Generally updated in the area of Object detection, you might be knowing about YOLO (You Only Look Once). YOLO is a neural network for real-time Object Detection. It is a system built on deep learning. YOLO model processes images in real-time at 45 frames per second. You can take any classifier and make it as an object detector by using sliding window approach where the classifier is run at evenly spaced locations over the entire image. At each step you run the classifier to get a prediction of what kind of object, the current window has.
Sliding window approach gives several hundreds or thousands of predictions for a single image, but you only keep the ones the classifier is the most certain about.Another approach can be region proposal methods in which first bounding boxes are generated in an image and then a classifier is used on these proposed boxes. After classification, post-processing has to be done to eliminate duplicate detections, and rescore the box based on other objects in the scene. The above approaches are slow and hard to optimize.A more efficient approach is to first predict which parts of the image contains required information and then run the classifier only on these parts only.
In YOLO We reframe object detection as a single regression problem.As the name suggest YOLO looks at the image just once. It divides up the image into a grid of 13 by 13 cells. Each of these cells predicts 5 bounding boxes. A bounding box is a rectangle that encloses an object.For each bounding box it parallely runs recognition algorithm to identify which object class do they belong to.The recognition algorithm gives a probability distribution over all the possible classes.
YOLO also outputs a “confidence score” that tells the certainty of predicted bounding box enclosing some object.

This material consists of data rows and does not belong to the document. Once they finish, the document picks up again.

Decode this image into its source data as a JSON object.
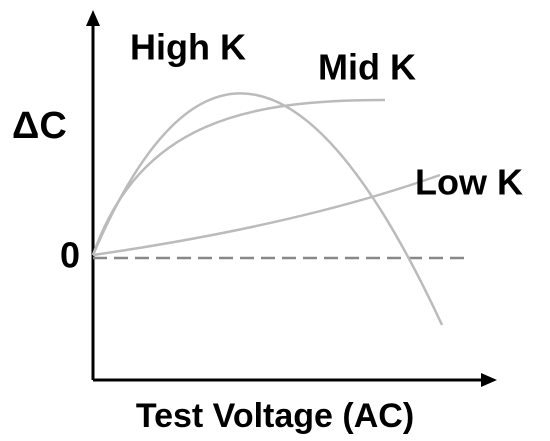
{
  "labels": {
    "y_axis": "ΔC",
    "zero": "0",
    "x_axis": "Test Voltage (AC)"
  },
  "curves": [
    {
      "label": "High K"
    },
    {
      "label": "Mid K"
    },
    {
      "label": "Low K"
    }
  ]
}
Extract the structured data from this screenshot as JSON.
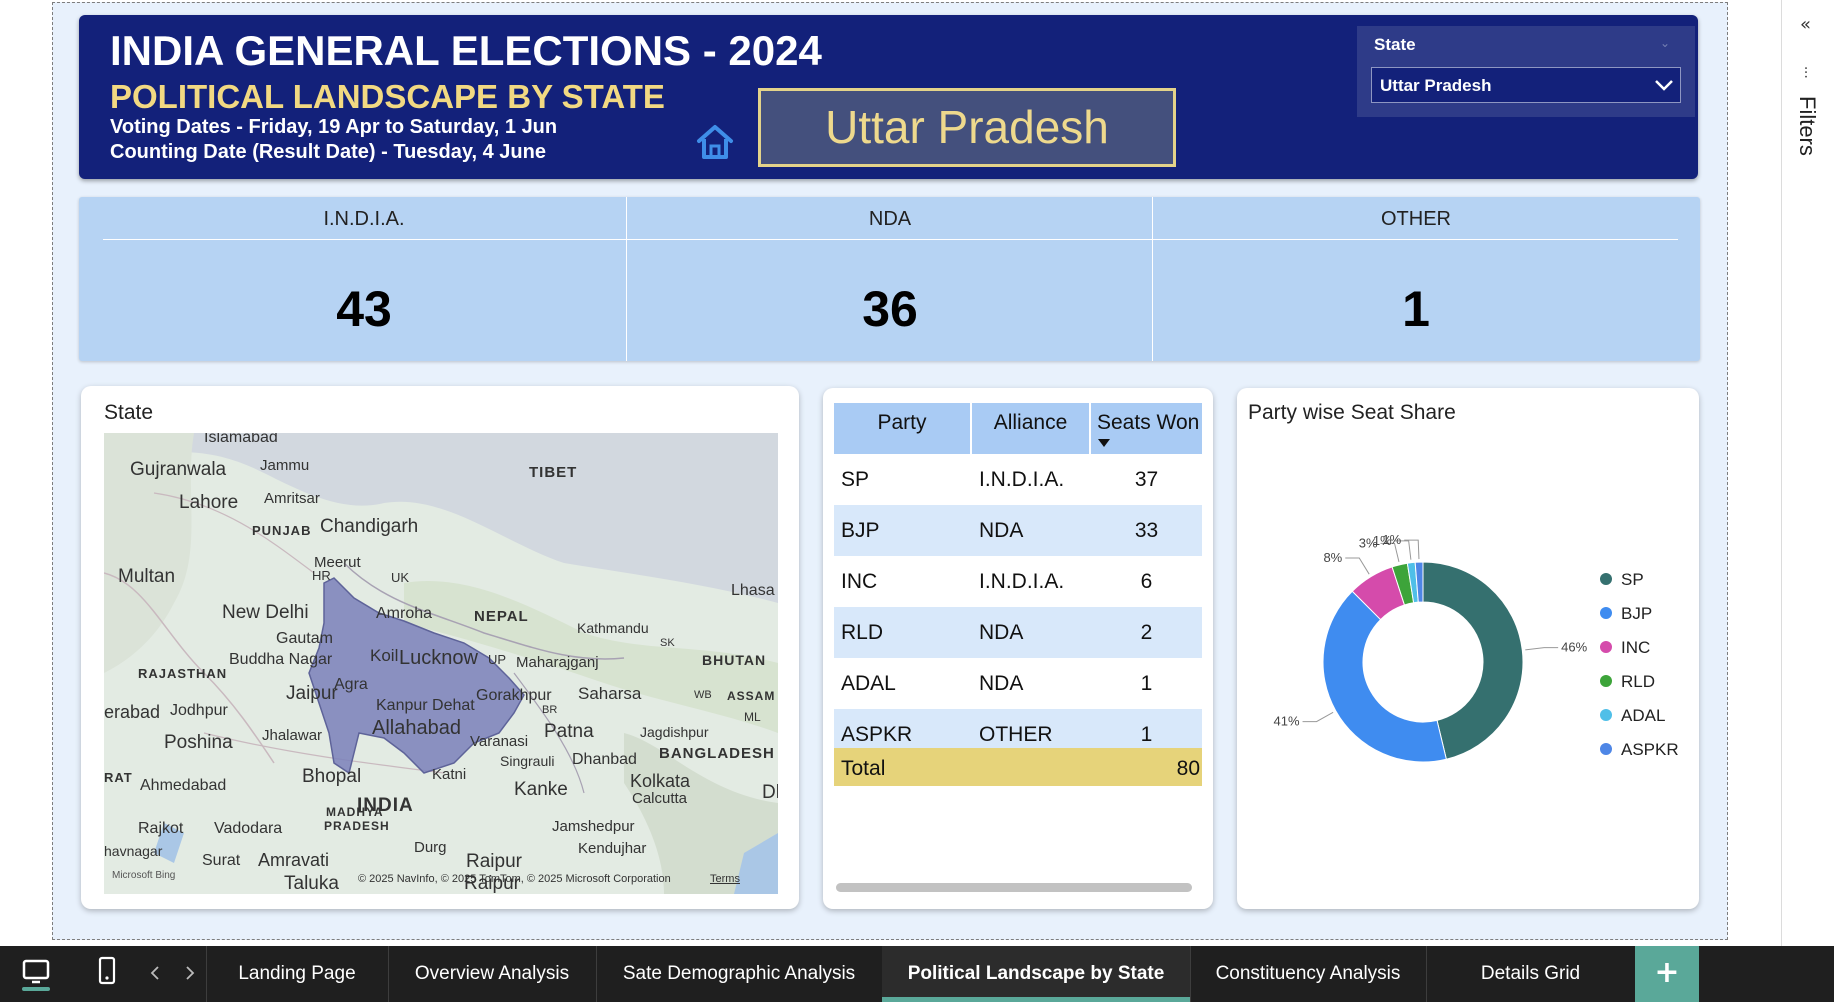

The confidence score and the class prediction are combined into one final score that tells us the probability that this bounding box contains what type of object.According to the final score, it goes on to merging these boxes intelligently to form an optimal bounding box around the objects.
There are 13×13 = 169 grid cells and each cell predicts 5 bounding boxes, so we have 845 bounding boxes in total. Most of the boxes will have very low confidence scores, so we only keep the boxes whose final score is above a threshold, which depends on how accurate you want your detector to be. From the 845 total bounding boxes we only kept those that gave the best results.A single convolutional network simultaneously predicts multiple bounding boxes and class probabilities for those boxes.Whereas in YOLO all the 845 separate predictions were made at the same time so the neural network just ran once. And that’s why YOLO is fast and directly optimizes detection performance.